By Andy Dehnart
Updated: 12:42 a.m. ET March 6, 2006
Judging by the Kodak Theatre audience's reception to Jon Stewart, he will find his place in Oscar hosting history alongside Chris Rock and David Letterman, both of whom were judged to be poor hosts, either for their celebrity-bashing jokes (Rock) or their immature antics (Letterman). Despite the fact that Stewart (like Rock and Letterman) did an admirable job, the audience didn't seem to like him.
Coming back from one break, Stewart pretended to be in mid-sentence. "And that is why I think Scientology is right, not just for this city, but for the country," he said, clearly mocking some stars' commitment to Scientology. Hollywood sat silent.
An admitted and unashamed progressive himself, Stewart later made fun of the film industry's perceived liberalness, telling viewers the Oscars are a chance to "see all your favorite stars without having to donate any money to the Democratic party." Our favorite stars barely chuckled.
Instructing the audience to not pirate films, Stewart referred to the rich and lavishly dressed audience and said, "These are the people you're stealing from." Those people did not find his remark funny.
As with many of Stewart's lines, the laughter for these jokes was mostly distant, perhaps coming from the high balconies, far away from the celebrities. When we saw the faces of the stars, they were blank, or awkwardly smiling, perhaps pretending to chuckle.
A few got it: the cameras kept returning to Jamie Foxx, probably because he was laughing along with viewers. By comparison, Joaquin Phoenix looked dreadfully constipated every time a camera found his face, completely unmoved.
As Jon Stewart closed the show, he said, "I hope you had a nice night," and the audience hesitated before clapping politely. His interaction with the theater's crowd was going so bad that at one point, he said, in his usual self-deprecating way, "I am a loser."

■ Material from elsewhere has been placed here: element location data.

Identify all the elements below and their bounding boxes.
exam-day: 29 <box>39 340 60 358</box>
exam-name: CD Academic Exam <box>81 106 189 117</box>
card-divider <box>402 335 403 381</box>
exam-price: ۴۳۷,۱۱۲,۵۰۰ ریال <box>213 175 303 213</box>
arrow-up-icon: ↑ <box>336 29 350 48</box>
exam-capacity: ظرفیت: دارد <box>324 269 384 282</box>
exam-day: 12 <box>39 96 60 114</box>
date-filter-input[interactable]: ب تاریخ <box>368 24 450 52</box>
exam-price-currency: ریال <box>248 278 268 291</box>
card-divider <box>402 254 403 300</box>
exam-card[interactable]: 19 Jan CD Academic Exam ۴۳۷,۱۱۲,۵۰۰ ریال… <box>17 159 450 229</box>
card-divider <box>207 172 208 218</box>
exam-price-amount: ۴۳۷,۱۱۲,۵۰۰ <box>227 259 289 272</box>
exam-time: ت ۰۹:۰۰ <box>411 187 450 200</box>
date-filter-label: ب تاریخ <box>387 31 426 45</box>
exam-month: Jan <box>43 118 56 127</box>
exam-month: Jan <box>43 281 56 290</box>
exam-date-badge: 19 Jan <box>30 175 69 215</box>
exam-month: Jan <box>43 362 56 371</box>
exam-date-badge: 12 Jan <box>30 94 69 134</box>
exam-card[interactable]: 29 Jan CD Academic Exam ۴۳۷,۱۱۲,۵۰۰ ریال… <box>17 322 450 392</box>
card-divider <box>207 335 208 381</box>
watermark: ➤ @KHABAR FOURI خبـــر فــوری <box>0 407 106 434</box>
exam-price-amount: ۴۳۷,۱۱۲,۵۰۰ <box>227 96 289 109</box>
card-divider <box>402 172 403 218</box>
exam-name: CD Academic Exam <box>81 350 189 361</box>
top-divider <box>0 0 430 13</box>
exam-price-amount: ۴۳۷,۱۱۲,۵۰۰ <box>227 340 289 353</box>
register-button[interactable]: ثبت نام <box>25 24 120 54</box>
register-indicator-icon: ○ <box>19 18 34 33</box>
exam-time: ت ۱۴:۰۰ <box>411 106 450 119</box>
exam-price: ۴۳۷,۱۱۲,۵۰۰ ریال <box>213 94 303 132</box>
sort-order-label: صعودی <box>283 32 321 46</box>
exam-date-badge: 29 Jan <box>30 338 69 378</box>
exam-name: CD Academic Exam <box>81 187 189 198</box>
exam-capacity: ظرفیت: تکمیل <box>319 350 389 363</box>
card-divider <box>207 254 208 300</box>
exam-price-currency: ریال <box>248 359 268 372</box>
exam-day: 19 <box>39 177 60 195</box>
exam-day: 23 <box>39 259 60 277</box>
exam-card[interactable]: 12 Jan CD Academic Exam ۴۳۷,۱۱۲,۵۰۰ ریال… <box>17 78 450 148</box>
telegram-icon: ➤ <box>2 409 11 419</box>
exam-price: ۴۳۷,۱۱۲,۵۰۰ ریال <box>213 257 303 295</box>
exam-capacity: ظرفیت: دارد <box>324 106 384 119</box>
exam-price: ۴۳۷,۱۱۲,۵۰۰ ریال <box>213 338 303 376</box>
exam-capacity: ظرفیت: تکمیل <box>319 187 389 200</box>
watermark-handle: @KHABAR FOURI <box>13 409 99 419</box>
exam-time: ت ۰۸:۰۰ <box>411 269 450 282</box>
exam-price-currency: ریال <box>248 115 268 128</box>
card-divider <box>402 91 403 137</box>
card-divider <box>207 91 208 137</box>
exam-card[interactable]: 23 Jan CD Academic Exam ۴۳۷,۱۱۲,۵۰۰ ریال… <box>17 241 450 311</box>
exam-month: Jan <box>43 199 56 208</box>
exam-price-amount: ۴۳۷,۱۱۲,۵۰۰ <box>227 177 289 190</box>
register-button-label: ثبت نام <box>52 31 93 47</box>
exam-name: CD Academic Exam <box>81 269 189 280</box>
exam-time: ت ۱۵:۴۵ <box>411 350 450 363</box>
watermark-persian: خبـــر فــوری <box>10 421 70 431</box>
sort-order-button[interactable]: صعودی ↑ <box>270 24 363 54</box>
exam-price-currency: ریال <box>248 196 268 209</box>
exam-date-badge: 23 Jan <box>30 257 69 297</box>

One of Stewart's few big laughs came when he suggested Bjork, whose swan dress was a standout of the 2001 Oscars, was unable to attend because she had been shot by Dick Cheney. But the audience laughed most uproariously as Meryl Streep and Lily Tomlin introduced honorary Oscar recipient Robert Altman. They pretended to go off-script, offering meandering dialogue in an Altman-style tribute/joke. The theater's audiences of celebrities laughed almost too hard, as if to prove that, finally, there was some intelligent, sophisticated humor for them to appreciate.
The audience warmed up a little, particularly to the fake "Daily Show"-style ads that used the format of political attack ads to mock the campaigning for Oscars that occurs. Stewart also got some traction out of the Three 6 Mafia's energetic acceptance speech for best song "It's Hard Out Here for a Pimp," which, as Billy Crystal did for Jack Palance's acceptance speech, he used to construct a fictional what's-happening-backstage narrative.
For the most part, however, the audience at the Oscars seemed to find Stewart's performance to be more humorless than not.
The opening sequence predicted this, suggesting that Stewart was the last possible choice for host, asked even after the voice of Moviefone. Showing a parade of former hosts refusing the job (Whoopi Goldberg said "oh hell no"), the segment asked who would want this thankless job, and the three and a half hours that followed proved that question to be a valid one.
The Academy Awards were clear to demonstrate, however, that they are not a dreadfully serious affair where humor doesn't belong.
Two CGI characters, Chicken Little and Abby Mallard, presented an award, and Ben Stiller dressed in an all-green unitard to introduce the special effects Oscar. Later, Will Farrell and Steve Carrell introduced the makeup award while wearing awful makeup, Carell looking like a drag queen without his wig or gown, and Farrell appearing as if his face had been dragged along the red carpet.
Those moments evoked smiles and giggles. But that humor is safe, easy, and non-confrontational. It does not require the stars to laugh at themselves or their hypocrisy.
Exposing hypocrisy while being self-depreciating is what Stewart does best; in fact, it's basically all he does. Those who believe "The Daily Show" is actually "fake news" don't understand either satire or the exceptionally smart, informative humor that the show invokes on a daily basis. Stewart and "The Daily Show's" team emphasize and demonstrate the importance and gravity of the day's news by making fun of it.
But that sort of contradictory, somewhat nuanced humor didn't work well for the Oscars' audience. The theater audience's lack of laughter was judgmental and was odds with viewers who were laughing because this was the funny Jon Stewart we know from cable.